Scenario	What goes wrong	Correct approach
Wrong RMQ range	Used node ids instead of `first[]` indices.	Always map nodes to `first[u]` / `first[v]` before the RMQ.
Sparse table off-by-one	Used `>=` instead of `<=` when picking the min index, breaking ties inconsistently.	Use `<=` so ties resolve to the earlier (shallower-or-equal) index deterministically.
Euler array too small	Allocated `N` instead of `2N − 1`.	Size Euler/`depthE` for `2N − 1`.
Recursion overflow building the tour	Deep tree, recursive DFS.	Use the iterative tour (shown for Python).
Path-aggregate mismatch	Mixed edge-indexed vs node-indexed weights.	Define `maxw[0][v] = weight(edge v→parent)`; the root has no incoming edge (neutral element).

Performance Analysis¶

`N`	Binary lifting build	Euler+RMQ build	per query (lift)	per query (RMQ)
10^4	~1 ms	~1 ms	~0.3 µs	~0.1 µs
10^5	~15 ms	~18 ms	~0.5 µs	~0.1 µs
10^6	~250 ms	~300 ms	~0.8 µs	~0.1 µs

Binary lifting wins on build memory locality and flexibility; Euler+RMQ wins on raw query throughput. For Q ≫ N, the O(1) query of Euler+RMQ amortizes its slightly larger build. The constant factor of the lifting query (log N random-access jumps into up[][]) is dominated by cache misses for large N.

import random, time

def bench(n, q):
    # build a random tree
    edges = [(random.randint(0, i - 1), i) for i in range(1, n)]
    from collections import defaultdict
    # ... build EulerLCA / BinaryLiftingLCA, time q random queries

In practice: if you only need a few thousand queries, plain binary lifting is simplest and fast enough. Reach for Euler+RMQ when query count crosses ~10× the node count.

Best Practices¶

Default to binary lifting; it is the most reusable and extends to k-th ancestor and weighted paths with one extra table.
Switch to Euler+RMQ only when profiling shows query time dominates and you need O(1).
Compute tin/tout always — the O(1) ancestor test is cheap and frequently useful.
Keep the neutral element explicit for path aggregates (-inf for max, +inf for min, 0 for sum).
Test every method against the naive oracle on random trees before trusting it.
For virtual trees, sort once by tin, dedup, and connect with a stack — do not re-LCA the whole set repeatedly.

Visual Animation¶

See animation.html for an interactive view.

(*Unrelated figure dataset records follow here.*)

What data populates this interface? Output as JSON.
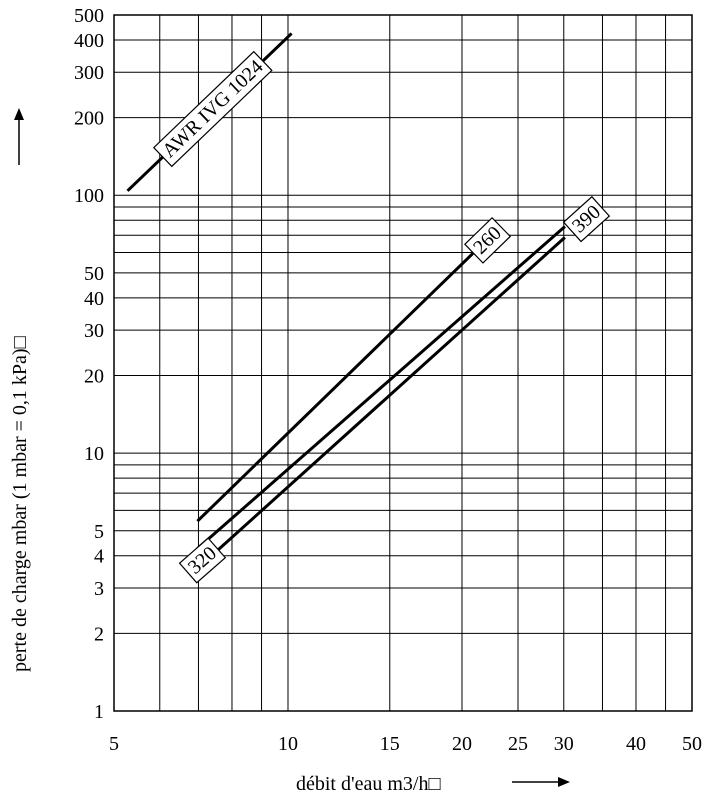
{
  "chart_data": {
    "type": "line",
    "xscale": "log",
    "yscale": "log",
    "xlim": [
      5,
      50
    ],
    "ylim": [
      1,
      500
    ],
    "grid": true,
    "xlabel": "débit d'eau m3/h□",
    "ylabel": "perte de charge mbar (1 mbar = 0,1 kPa)□",
    "x_ticks": [
      5,
      10,
      15,
      20,
      25,
      30,
      40,
      50
    ],
    "y_ticks": [
      1,
      2,
      3,
      4,
      5,
      10,
      20,
      30,
      40,
      50,
      100,
      200,
      300,
      400,
      500
    ],
    "series": [
      {
        "name": "AWR IVG 1024",
        "x": [
          5.3,
          10.1
        ],
        "y": [
          105,
          420
        ]
      },
      {
        "name": "260",
        "x": [
          7.0,
          22.5
        ],
        "y": [
          5.5,
          70
        ]
      },
      {
        "name": "320",
        "x": [
          7.0,
          30.0
        ],
        "y": [
          4.3,
          75
        ]
      },
      {
        "name": "390",
        "x": [
          7.0,
          30.0
        ],
        "y": [
          3.6,
          68
        ]
      }
    ]
  }
}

The middle-level relevant parts of the animation: - The jump-pointer table up[k][v] shown next to the tree. - The equalize step and the high-to-low climb, with each 2^k jump highlighted. - The "stop just below the LCA, then take one parent step" final move.

Summary¶

Binary lifting and the Euler-tour RMQ reduction are the two pillars of online LCA. Binary lifting stores 2^k-ancestors and answers queries by lifting the deeper node, then jumping both up from the highest safe bit down; it generalizes effortlessly to k-th ancestor and weighted path aggregates. The Euler tour flattens the tree so that LCA becomes a Range Minimum Query, giving O(1) queries via a sparse table. Distances, ancestor tests, k-th-on-path, and virtual trees all sit on top of these. The next files push further: the senior file on scaling and concurrency, and the professional file on the O(N)/O(1) Farach-Colton–Bender construction and the formal LCA ⟺ RMQ equivalence.